Tout d’abord, il faut noter que ces interventions sous anesthésie locale sont d’aucun risque lié à l’anesthésie. Mais ce sont néanmoins des gestes chirurgicaux intrusifs, même s’il s’agit du derme et de l’épiderme.

Ainsi, la greffe par bandelettes va entraîner la présence de cicatrices fraiches qu’il va falloir surveiller les jours suivants l’intervention, en évitant les réactions inflammatoires et d’éventuelles infections locales. De plus, il va falloir faire retirer les fils ou les agrafes. C’est donc une gêne temporaire subie par la patiente. En outre, il a été décrit des baisses de sensibilité de la zone d’extraction, du fait que des nerfs sensitifs ont pu être sectionnés et il faudra attendre quelques semaines pour retrouver une sensibilité normale.

Concernant l’extraction folliculaire, il n’y a quasiment pas de suites opératoires. Pas de cicatrices, de fils à enlever, de risque infectieux. La patiente pourra prendre des antalgiques (paracétamol) pour éviter de possibles légères douleurs locales.

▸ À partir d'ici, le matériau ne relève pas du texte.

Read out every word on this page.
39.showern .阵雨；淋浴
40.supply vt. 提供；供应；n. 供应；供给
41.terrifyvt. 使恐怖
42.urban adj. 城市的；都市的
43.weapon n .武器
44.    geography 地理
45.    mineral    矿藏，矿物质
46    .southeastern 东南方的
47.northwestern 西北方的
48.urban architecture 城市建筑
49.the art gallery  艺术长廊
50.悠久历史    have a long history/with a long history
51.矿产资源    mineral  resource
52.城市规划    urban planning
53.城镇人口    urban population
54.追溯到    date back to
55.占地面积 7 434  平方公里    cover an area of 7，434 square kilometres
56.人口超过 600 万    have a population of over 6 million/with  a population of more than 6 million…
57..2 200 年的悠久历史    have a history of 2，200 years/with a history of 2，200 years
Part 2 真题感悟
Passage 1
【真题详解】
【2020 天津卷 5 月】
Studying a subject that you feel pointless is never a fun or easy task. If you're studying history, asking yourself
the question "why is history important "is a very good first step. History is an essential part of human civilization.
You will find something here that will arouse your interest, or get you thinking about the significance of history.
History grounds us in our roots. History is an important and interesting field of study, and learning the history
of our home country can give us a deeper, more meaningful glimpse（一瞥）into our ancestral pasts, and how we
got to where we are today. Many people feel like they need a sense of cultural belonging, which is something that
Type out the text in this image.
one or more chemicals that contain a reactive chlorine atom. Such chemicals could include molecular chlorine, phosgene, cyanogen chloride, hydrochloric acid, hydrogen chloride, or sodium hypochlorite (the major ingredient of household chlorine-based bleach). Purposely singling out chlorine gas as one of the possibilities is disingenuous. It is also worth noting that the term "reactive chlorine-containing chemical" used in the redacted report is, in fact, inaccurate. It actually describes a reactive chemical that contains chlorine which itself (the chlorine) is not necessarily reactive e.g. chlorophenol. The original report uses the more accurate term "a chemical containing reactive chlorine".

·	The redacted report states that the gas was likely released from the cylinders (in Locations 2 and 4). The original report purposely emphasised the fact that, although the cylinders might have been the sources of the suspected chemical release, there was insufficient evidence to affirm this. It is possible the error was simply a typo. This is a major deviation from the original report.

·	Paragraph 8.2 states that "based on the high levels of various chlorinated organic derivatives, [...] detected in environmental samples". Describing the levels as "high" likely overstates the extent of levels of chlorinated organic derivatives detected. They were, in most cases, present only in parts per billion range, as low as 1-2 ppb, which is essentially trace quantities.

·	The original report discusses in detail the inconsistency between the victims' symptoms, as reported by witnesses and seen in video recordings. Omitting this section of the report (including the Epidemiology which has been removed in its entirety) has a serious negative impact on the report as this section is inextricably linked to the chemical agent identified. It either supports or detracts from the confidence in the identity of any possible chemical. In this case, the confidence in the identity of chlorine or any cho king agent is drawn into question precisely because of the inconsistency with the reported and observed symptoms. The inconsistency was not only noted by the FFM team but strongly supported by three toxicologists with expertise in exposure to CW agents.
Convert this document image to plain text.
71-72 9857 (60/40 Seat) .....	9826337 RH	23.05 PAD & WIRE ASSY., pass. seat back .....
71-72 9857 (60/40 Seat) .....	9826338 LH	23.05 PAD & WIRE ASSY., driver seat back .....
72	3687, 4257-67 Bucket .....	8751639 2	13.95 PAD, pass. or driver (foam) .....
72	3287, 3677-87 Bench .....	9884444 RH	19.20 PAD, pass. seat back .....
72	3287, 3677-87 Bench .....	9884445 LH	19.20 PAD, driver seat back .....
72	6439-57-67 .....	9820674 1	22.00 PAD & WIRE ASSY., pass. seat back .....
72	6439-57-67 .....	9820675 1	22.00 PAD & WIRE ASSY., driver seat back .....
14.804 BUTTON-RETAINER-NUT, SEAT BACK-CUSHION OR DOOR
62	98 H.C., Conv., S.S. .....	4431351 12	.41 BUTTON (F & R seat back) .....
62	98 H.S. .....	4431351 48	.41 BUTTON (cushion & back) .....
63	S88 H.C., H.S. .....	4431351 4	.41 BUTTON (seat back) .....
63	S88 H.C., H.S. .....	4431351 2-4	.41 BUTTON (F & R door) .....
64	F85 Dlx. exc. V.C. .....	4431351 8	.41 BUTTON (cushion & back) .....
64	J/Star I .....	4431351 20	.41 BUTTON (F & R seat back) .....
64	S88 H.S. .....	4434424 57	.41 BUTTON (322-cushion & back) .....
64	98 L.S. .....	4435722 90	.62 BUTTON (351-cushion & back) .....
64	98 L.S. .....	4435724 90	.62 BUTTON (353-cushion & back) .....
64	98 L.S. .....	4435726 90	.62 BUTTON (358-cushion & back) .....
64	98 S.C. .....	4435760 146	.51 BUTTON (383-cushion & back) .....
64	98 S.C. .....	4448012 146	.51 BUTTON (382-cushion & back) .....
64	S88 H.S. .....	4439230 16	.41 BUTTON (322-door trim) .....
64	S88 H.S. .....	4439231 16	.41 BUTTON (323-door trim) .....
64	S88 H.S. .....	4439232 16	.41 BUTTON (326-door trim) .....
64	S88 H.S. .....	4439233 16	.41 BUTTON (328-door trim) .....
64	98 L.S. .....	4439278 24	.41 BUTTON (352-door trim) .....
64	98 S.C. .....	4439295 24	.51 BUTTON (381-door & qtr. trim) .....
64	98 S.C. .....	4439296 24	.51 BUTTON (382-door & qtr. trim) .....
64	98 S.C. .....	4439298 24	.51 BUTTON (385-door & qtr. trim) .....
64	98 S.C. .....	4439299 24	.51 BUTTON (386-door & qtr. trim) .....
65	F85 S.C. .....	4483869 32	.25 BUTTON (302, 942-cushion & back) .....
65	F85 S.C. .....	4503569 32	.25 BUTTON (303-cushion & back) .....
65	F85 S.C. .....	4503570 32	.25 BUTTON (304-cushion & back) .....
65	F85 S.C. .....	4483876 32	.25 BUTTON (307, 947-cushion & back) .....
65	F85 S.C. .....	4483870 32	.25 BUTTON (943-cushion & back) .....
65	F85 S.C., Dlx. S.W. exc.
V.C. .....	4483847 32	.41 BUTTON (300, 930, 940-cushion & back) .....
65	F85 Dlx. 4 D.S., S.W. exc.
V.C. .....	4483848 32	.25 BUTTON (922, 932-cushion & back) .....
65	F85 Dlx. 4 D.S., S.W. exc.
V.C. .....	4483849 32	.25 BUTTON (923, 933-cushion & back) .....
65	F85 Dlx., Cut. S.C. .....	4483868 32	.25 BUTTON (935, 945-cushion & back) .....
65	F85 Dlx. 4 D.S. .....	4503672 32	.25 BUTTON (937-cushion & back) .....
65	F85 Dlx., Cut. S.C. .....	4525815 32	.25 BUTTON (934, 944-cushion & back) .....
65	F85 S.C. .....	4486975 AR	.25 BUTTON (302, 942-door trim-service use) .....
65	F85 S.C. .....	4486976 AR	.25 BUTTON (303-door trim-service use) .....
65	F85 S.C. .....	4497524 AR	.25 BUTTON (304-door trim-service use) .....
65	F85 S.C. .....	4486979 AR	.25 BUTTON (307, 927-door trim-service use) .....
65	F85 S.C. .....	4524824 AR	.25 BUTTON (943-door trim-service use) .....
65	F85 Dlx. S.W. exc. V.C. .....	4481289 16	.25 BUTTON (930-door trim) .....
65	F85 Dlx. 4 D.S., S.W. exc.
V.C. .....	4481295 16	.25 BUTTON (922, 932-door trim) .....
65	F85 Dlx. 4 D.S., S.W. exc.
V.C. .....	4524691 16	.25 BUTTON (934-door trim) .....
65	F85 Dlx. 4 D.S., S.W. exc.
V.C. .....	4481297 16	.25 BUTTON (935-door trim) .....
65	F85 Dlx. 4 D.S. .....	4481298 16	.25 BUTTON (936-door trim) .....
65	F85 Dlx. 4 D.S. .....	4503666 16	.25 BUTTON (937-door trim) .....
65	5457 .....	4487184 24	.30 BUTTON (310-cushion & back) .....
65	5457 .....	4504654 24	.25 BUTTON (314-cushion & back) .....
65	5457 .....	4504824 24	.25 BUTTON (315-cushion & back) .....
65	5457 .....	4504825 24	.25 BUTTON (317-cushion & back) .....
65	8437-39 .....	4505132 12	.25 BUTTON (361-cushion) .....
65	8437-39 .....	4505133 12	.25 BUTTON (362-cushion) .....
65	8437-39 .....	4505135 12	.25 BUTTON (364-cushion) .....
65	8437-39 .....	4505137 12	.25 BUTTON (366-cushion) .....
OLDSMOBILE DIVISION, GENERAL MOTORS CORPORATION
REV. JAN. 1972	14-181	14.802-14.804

Bref, quel que soit le type d’intervention, c’est l’affaire de quelques semaines pour que tout rentre dans l’ordre. Shampoing et soins capillaires sont possibles très vite. Ceci étant, il faudra attendre la pousse des cheveux implantés pour que la chevelure retrouve une ampleur esthétique. Il sera possible de teindre ses cheveux ( à éviter avant l’intervention).

Un succès maîtrisé

Après de nombreuses années de mise au point, de maîtrise des greffes de cheveux chez les femmes, ces opérations offrent une solution définitive pour traiter leurs calvities. On ne connaît pas d’échecs pour des résultats fiables et durables. A la différence d’autres opérations de chirurgie esthétique et plastique, pas de retour au bloc opératoire après quelques années. Bref, c’est une sorte de retour à la vie de ces femmes qui ont beaucoup souffert d’une chevelure abîmée, clairsemée, d’autant plus que l’alopécie androgénique peut commencer ses ravages très jeune, après l’adolescence. Le seul point noir est le coût de ces interventions. Bien entendu, pas de prise en charge par l‘Assurance Maladie, et il faut un budget de l’ordre de 4000 à 6000 euros à prévoir par intervention.